What about the 31% of every insurance premium dollar spent that goes for inflated executive compensation, administrative overhead, and marketing? Makes you feel better, does it, to think that out of $30,000 dollars in premiums at least $9,300 goes into some fat cat's profit instead of paying for the health care that someone needs? A fat cat insurance company that makes a profit by denying care? My friend Eve calls it "Murder by spreadsheet." Not exactly the kind of "charity" I want to spend my money on.
Medicare is much more efficient and that's why I support the expansion of it. A majority of physicians, RNs, the national conference of mayors, and a majority of people now support a national health care plan, based on the single payer model... even if we have to raise taxes slightly to accomplish that goal.
The government really can and does do a lot of things right! Because Medicare is provided as a not-for-profit social service, the overhead is less than or equal to about 4%. So the $30,000 dollars in taxpayer money actually nets $28,880 to pay for health care. The concept of one risk pool, with everybody in, and nobody out spreads the risk.
Instead of paying premiums, co-pays, and deductibles to insurers, we simply pay one small tax, based on ability to pay, like a social (health care) security tax. Then we can budget appropriately, and not have to worry about those nasty, costly surprizes like insurance recissions and exclusions.
It also makes sense to implement a single payer, guaranteed heathcare plan
in this country because we will be able to cover everyone for all preventative and medically necessary health care at a lower cost than we're paying now.

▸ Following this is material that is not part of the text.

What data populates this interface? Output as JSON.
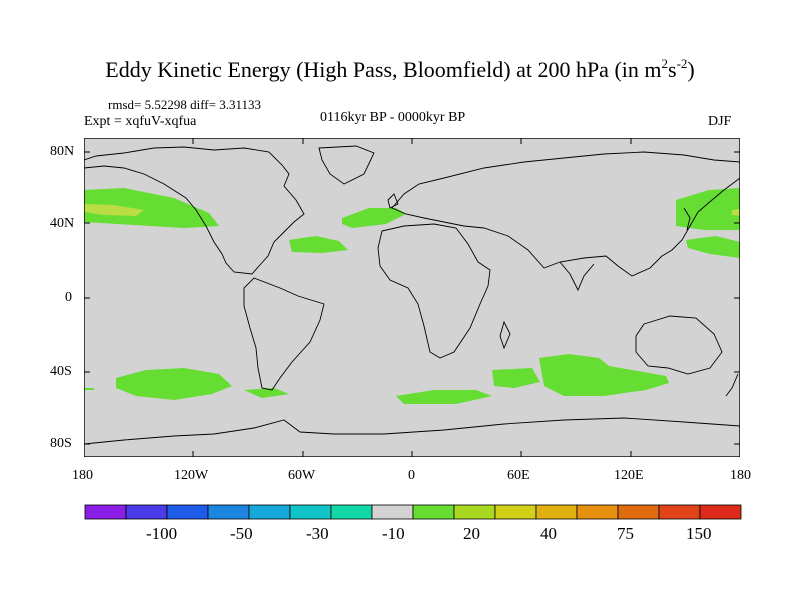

We can be more effectively "charitable" by acting in a politically and socially responsible manner toward one another in this country. I believe we can do that by implementing a tax supported, publicly accountable system of guaranteed health care. Wasting money on insurance premiums is not good stewardship of our collective resources. According to Dr. Claudia Fegan:
In the United States today the pharmaceutical industry is more profitable than the gaming industry. The American public pays the highest prices in the world, while the same companies sell the same medications all over the world for prices 1/2, 1/3, or even 1/10 what they charge in the US. How long are we going to let this go on?
People are losing their jobs because they can’t get care and can’t work as a result. They are having strokes and heart attacks because they can’t afford their blood pressure medication. They are having limbs amputated or winding up on dialysis because they can’t afford the medication to control their diabetes.
People are dying because they can’t get the care they need. The insured and the uninsured are having care delayed or denied because we don’t have a health care system. Our county health system is so overwhelmed it takes months to get an appointment. There is no system in this country other than to deny care to those who need it. Access to care is a profit center controlled by the insurance industry. We pay them to limit access to care.
It's immoral to continue to subsidize insurers. Mandates to purchase insurance are wrong because they've failed to control costs and expand coverage every time they've been tried. How much longer will we allow the pain and suffering and death from preventable illness continue when we know there is a solution?